After “linkin’ in” with Rosalba Romano, I was fascinated by her fashion career with Jones New York by way of Caccamo, Sicily. The former director of the Wayne Arts Center came from Sicily in 1966 as a young pre-teen girl envisioning life from viewing the cartoon “The Jetsons.”
From a charming and picturesque town built on a mountain top, with beautiful views of the valley and famous for its majestic medieval castle, beautiful churches and unique artisan shops to Manhattan, Hong Kong and Milan in her life, her new fashion business is a family affair. She developed a fascination with silk fabric at an early age when on her eighth birthday she received her first silk scarf in shades of amber, gold and celestial blue. It’s among one of her most cherished possessions.
Angel Milou
Eliza, married for 55 years to Francesco Constantini, came to the United States as a young married couple from Italy. A true testament to “Italian Moms Spreading Their Art to Every Table,” the name of her new cookbook, she features foods from their roots in Abruzzo.
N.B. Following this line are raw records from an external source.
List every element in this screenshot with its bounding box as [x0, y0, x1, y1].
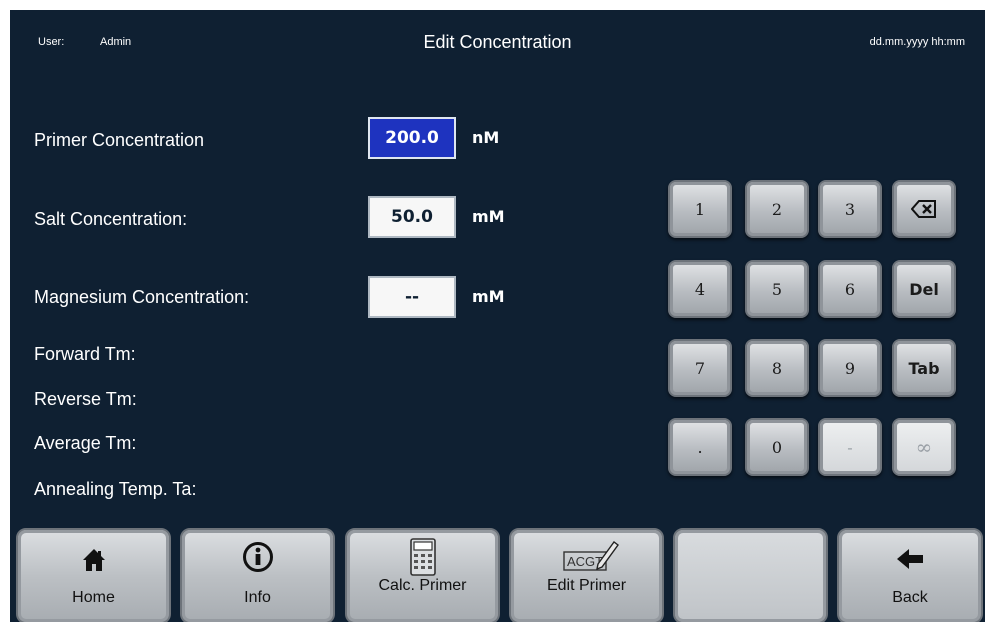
- calculator-icon: [409, 538, 436, 576]
- back-label: Back: [892, 589, 928, 606]
- home-icon: [82, 549, 105, 571]
- backspace-button[interactable]: [892, 180, 956, 238]
- key-5[interactable]: 5: [745, 260, 809, 318]
- primer-concentration-label: Primer Concentration: [34, 130, 205, 150]
- home-label: Home: [72, 589, 115, 606]
- average-tm-label: Average Tm:: [34, 433, 137, 453]
- info-icon: [242, 542, 273, 572]
- info-label: Info: [244, 589, 271, 606]
- page-title: Edit Concentration: [423, 32, 572, 52]
- delete-button[interactable]: Del: [892, 260, 956, 318]
- edit-sequence-icon: ACGT: [562, 541, 619, 571]
- header-bar: User: Admin Edit Concentration dd.mm.yyy…: [10, 10, 985, 70]
- edit-primer-button[interactable]: ACGT Edit Primer: [509, 528, 664, 622]
- salt-concentration-unit: mM: [472, 207, 505, 226]
- blank-nav-button[interactable]: [673, 528, 828, 622]
- calc-primer-label: Calc. Primer: [378, 577, 467, 594]
- salt-concentration-field[interactable]: 50.0: [368, 196, 456, 238]
- magnesium-concentration-label: Magnesium Concentration:: [34, 287, 250, 307]
- key-minus[interactable]: -: [818, 418, 882, 476]
- key-3[interactable]: 3: [818, 180, 882, 238]
- key-0[interactable]: 0: [745, 418, 809, 476]
- home-button[interactable]: Home: [16, 528, 171, 622]
- salt-concentration-label: Salt Concentration:: [34, 209, 188, 229]
- magnesium-concentration-field[interactable]: --: [368, 276, 456, 318]
- calc-primer-button[interactable]: Calc. Primer: [345, 528, 500, 622]
- tab-button[interactable]: Tab: [892, 339, 956, 397]
- edit-primer-label: Edit Primer: [546, 577, 627, 594]
- primer-concentration-unit: nM: [472, 128, 500, 147]
- magnesium-concentration-unit: mM: [472, 287, 505, 306]
- key-9[interactable]: 9: [818, 339, 882, 397]
- key-2[interactable]: 2: [745, 180, 809, 238]
- back-button[interactable]: Back: [837, 528, 983, 622]
- primer-concentration-field[interactable]: 200.0: [368, 117, 456, 159]
- back-arrow-icon: [897, 549, 923, 569]
- key-6[interactable]: 6: [818, 260, 882, 318]
- key-1[interactable]: 1: [668, 180, 732, 238]
- info-button[interactable]: Info: [180, 528, 335, 622]
- backspace-icon: [911, 200, 936, 218]
- forward-tm-label: Forward Tm:: [34, 344, 136, 364]
- key-4[interactable]: 4: [668, 260, 732, 318]
- key-7[interactable]: 7: [668, 339, 732, 397]
- screen: User: Admin Edit Concentration dd.mm.yyy…: [10, 10, 985, 622]
- datetime: dd.mm.yyyy hh:mm: [869, 36, 965, 48]
- key-infinity[interactable]: ∞: [892, 418, 956, 476]
- annealing-temp-label: Annealing Temp. Ta:: [34, 479, 197, 499]
- key-decimal[interactable]: .: [668, 418, 732, 476]
- key-8[interactable]: 8: [745, 339, 809, 397]
- reverse-tm-label: Reverse Tm:: [34, 389, 137, 409]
Her son Frank and daughter Nadia have transformed her grief into a new life mission and we get the benefit of authentic recipes from the Abruzzo Region of Italy complete with recipes, pictures and her life’s love story with Francesco from Italy to L’America.
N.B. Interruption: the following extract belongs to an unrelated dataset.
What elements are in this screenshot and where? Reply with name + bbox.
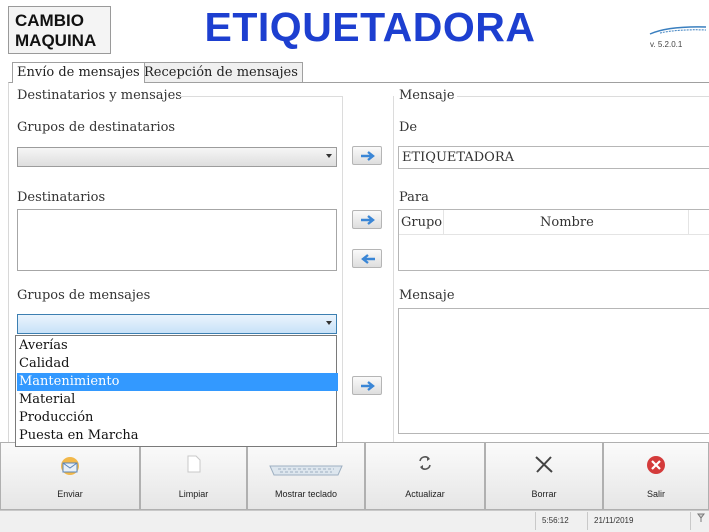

And, from my beginning days in the PR Industry, knowing Sylvia Kauders has been special. An actress and PR guru, Kauders, who played so many little old Italian ladies in movies, joined us in the studio and a week later passed away at 94. Her episode, her last interview, is now available on Radnor Studio’s YouTube Channel and with her career on the big screen, she will be forever in our hearts.
Congratulations to Italian American Jonathan Peri of West Chester on his Inauguration by the Board of Trustees as the ninth president of Manor College in Jenkintown. And, shoutouts to new Italian-American Herald subscribers Gladys Hash Felice, WW II WAVE, Monsignor John Marine of St. Bede’s and my amazing aunt, Grace Acciavatti, who continues to teach me Living Italian Style every day. Join these Italian Americans and subscribe to receive your copy at home or work.
Enjoy the Italian Festival season ahead with your families. Until next month, Ciao Bella!